Так привиделось или нет? То, что фигура не игра света и тени, так это точно. Нечему здесь создавать столь причудливые и реалистичные иллюзии. Фонарь за окном да свет проезжающих мимо машин не смогли бы отбросить такую тень, да и нечему ее отбрасывать – за окном деревьев таких высоких нет. Значит, что? Значит, кто-то сидел в кресле? Мистика какая-то. Может, заболел?

Даже близость Медузы не дает оснований принимать этот случай как ее проявление. Или дает?

Отчего-то вспомнился безногий старик, прочащий скорую смерть. Что он сказал: «Думаешь, с тобой все нормально»?

Виктор потер лоб.

Что же, с ума схожу? Или сошел?

Куликов еще раз посмотрел на пустующее кресло, сиротливо стоящее около окна. И ему стало не по себе от мысли, что тень может вернуться. Он поднялся, плотнее закрыл щеколды окна, связал между собой ручки бечевкой, найденной в рюкзаке. Критически осмотрев конструкцию, Виктор закрыл шторы. Краем глаза заметил огонек в окне дома по ту сторону Периметра. После чего плотная ткань занавески, позвякивая кольцами по карнизу, отрезала окружающий мир от комнаты инсайдера.

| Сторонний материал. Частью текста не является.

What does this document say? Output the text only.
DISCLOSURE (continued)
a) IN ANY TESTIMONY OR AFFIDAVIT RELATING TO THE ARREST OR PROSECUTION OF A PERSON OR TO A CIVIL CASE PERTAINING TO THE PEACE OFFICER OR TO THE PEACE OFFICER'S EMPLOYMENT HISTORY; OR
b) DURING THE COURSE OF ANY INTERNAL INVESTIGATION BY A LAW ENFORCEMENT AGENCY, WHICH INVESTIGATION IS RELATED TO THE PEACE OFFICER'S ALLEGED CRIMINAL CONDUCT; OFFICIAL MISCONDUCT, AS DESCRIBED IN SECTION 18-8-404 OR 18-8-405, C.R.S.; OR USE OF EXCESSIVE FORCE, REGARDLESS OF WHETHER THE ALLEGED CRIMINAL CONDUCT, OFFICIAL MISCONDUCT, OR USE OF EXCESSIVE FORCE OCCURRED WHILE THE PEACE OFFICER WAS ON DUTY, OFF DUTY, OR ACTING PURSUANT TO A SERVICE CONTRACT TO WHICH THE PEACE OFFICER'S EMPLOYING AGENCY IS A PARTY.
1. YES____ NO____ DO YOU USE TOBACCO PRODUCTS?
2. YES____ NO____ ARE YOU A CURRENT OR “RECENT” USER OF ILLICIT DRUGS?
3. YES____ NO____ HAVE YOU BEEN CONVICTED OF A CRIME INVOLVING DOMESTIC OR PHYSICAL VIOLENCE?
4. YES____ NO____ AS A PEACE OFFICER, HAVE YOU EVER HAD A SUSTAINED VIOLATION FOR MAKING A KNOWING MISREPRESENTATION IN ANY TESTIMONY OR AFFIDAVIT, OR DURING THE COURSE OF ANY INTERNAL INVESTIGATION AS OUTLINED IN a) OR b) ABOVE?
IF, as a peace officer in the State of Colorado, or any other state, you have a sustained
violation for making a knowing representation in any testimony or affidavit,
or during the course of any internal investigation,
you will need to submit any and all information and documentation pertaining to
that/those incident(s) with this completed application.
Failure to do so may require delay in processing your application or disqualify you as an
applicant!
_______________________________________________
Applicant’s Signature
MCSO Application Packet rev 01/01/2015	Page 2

Сон не шел. Виктор без интереса листал принесенную Борхесом книгу, думая о своем. Он сидел на кровати, подложив под спину подушку и прикрыв ноги одеялом. Рядом, выделяясь на белой простыне черными ножнами, лежал купленный по случаю охотничий нож.

Видел ли он трупы в Медузе? Нет, не видел. И дело не в том, что мертвых инсайдеров вытаскивали товарищи, а в том, что трупов вообще не было. Ни тел погибших горожан, ни тушек животных. А они должны быть, учитывая масштабы катастрофы. Или их всех тоже вынесли? А смысл? А еще и эта история с падением самолета, которая, может быть, и вовсе вымысел. Сколько еще версий возникновения Медузы и какая из них достоверная?

Кто-то мягко дотронулся до его ноги, словно мехом провел. Сердце ухнуло вниз, на загривке поднялись дыбом волосы. Одним движением, которому позавидовал бы иной гимнаст, Виктор вскочил на кровать, выхватывая из ножен чудом оказавшийся в руках нож.

На полу, у самой кровати, смирно сидел здоровый полосатый кот, спокойно взирая на застывшего у стены человека зелеными глазищами.

Виктор облизнул враз пересохшие губы.

– Ты откуда взялся? – спросил Куликов, опустив нож.

Полосатый пришелец махнул хвостом, развернулся и прыгнул в кресло, где принялся меланхолично вылизываться.

– То есть вот так, да? – Виктор озадаченно сел на кровать, почесал затылок. Кот изогнулся, потягиваясь, и свернулся, укладываясь на куртке Виктора. Эта живая мохнатая шапка на удивление уютно вписывалась в интерьер.

Подавив желание выгнать нахального гостя, Виктор положил нож на место, нарочито громко взбил подушку, на что кот даже ухом не повел, и лег на кровать.

– Ладно, значит, спать будем, – Куликов протянул руку и выключил ночник. И тут же включил его, не спуская глаз с животного.

Но кот никуда не исчез, лишь недовольно приоткрыл глаза и перевернулся на другой бок.

– Спокойной ночи, – буркнул Виктор, выключил свет и, повернувшись носом к стенке, попытался уснуть. Получилось не сразу, мысли в голове медленно приобрели текучесть, становясь эфемерными. Сон свинцовой тяжестью сомкнул веки, раскрывая человеку черную бездну, тень забвения смерти. Мысли растаяли бесследно, и Виктор уснул, не видя сновидений.